There is more to the bad news. Beg, borrow or steal, Nigerians are seeking all means to survive. Dependency syndrome has hit the roof top with the unemployed either counting on magnanimity of friends and families, or expressly accessing loans just to survive. Some lucky ones that have had steady work for years are now accessing the pension savings for survival. From Q1 of 2020 to 2021 Q1, about 48,873 Retirement Savings Account (RSA) holders have accessed N25.321 billion of the pension remittances. They are those that lost their jobs and could not secure another in four months, hence approached their pension administrators to access 25 per cent of their RSA balance.

While self-preservation is the first law of nature, the shortsightedness of feasting on the seed just to survive the moment is troubling. It is like mortgaging tomorrow for today’s comfort. It is not an escape route, but a disaster waiting to happen. Borrowing for consumption is a ticket to future misery. By taking pension balance, the old-age and its demands are already shortchanged. As much as hunger and deprivation are terrifying, the harsh realities should as well summon our ingenuity at survival and have streams of incomes.

More importantly, the Buhari administration should have more than a passing interest in alleviating sufferings of the Nigerian masses. The Federal Government and its economic team should sit up and get real. Of priority is managing insecurity that has ruined farmlands and destroyed local economies in parts of the country. Activities of bandits in places like Birnin Gari, Chikun, Kajuru, Giwa and Igabi in Kaduna State have destroyed economies and worsened poverty. It is not out of place for the Federal Government to launch simultaneous security operations across all seven states of Northwest zone and Niger State to put an end to insurgency.

The Economic Team should have a concise plan to rebuild the economy, steadily but surely. What has happened to the economic diversification policy of yesteryears? How come crude oil still accounts for 90 per cent of the total export despite abundance of cash crops and other commodities that are mega earners in other places? Critical function of the Central Bank of Nigeria (CBN) crisscrosses regulating interest rate, inflation and foreign exchange. But the apex bank is a miserable failure in all. Some six years ago, the exchange rate was N165/$1. Today, it is in the neighbourhood of N500 despite consistent denial of devaluation. Bank interest rates are fast catching up with high inflation rates. All of these have harrowing effects on cost of living.

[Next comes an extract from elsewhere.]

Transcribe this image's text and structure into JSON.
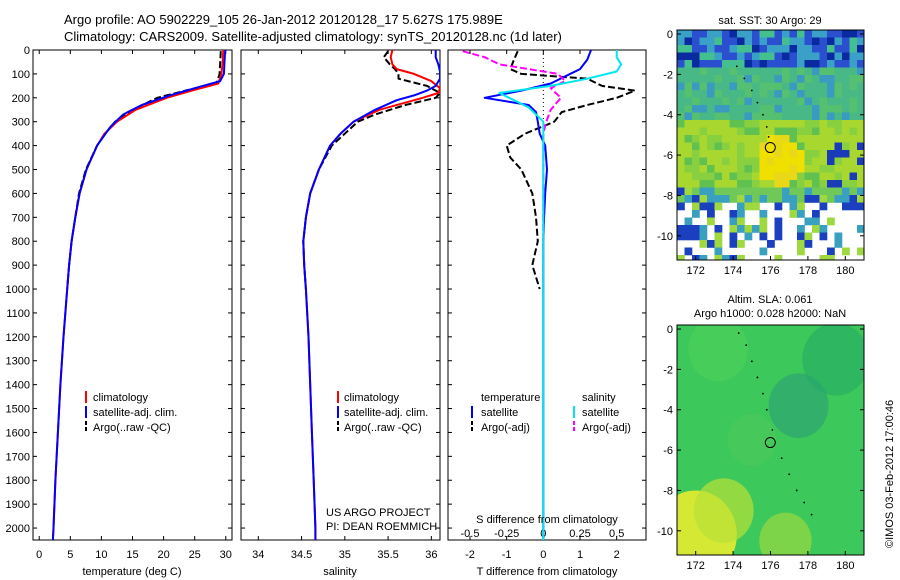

The Federal Government needs not wait for hungry and angrily disenchanted masses to take to the street in protest before acting to douse their frustration. Such a protest is a feasible but ugly side of the current insecurity terrain. The government has consistently promised to lift 10 million Nigerians out of poverty.

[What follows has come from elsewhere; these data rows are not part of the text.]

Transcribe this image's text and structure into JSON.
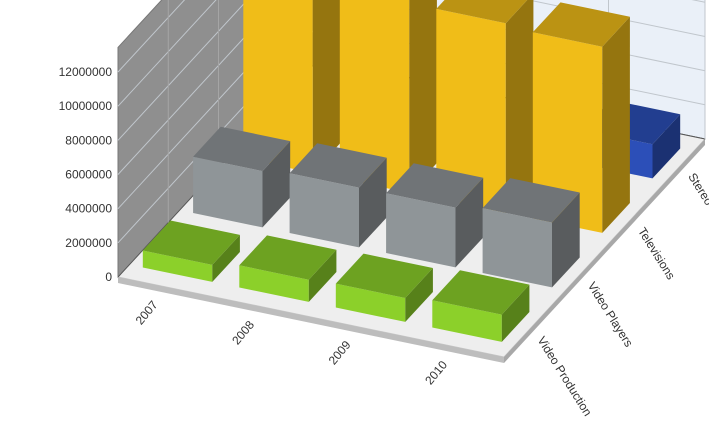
{
  "chart_data": {
    "type": "bar",
    "three_d": true,
    "categories": [
      "2007",
      "2008",
      "2009",
      "2010"
    ],
    "series": [
      {
        "name": "Video Production",
        "values": [
          1000000,
          1300000,
          1400000,
          1600000
        ],
        "color": "#8cd02a"
      },
      {
        "name": "Video Players",
        "values": [
          3300000,
          3500000,
          3500000,
          3800000
        ],
        "color": "#8f9598"
      },
      {
        "name": "Televisions",
        "values": [
          10900000,
          11300000,
          11100000,
          10900000
        ],
        "color": "#f0bd18"
      },
      {
        "name": "Stereo Systems",
        "values": [
          0,
          0,
          0,
          2000000
        ],
        "color": "#2c4fb8"
      }
    ],
    "y_ticks": [
      "0",
      "2000000",
      "4000000",
      "6000000",
      "8000000",
      "10000000",
      "12000000"
    ],
    "ylim": [
      0,
      12000000
    ],
    "grid": true,
    "title": "",
    "xlabel": "",
    "ylabel": ""
  }
}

It is now or never to demonstrate the zeal with real evidence on citizens’ lives. It is not the time to cut salaries of civil servants. Rather, the public officeholders displaying plenty amid want must buckle down to save the country from an impending crisis that will not spare anyone. It was once said that the masses may be so poor that they have nothing else to eat but the rich. Perhaps, Nigeria is ebbing at that tipping point and it should worry those at the helm of affairs more.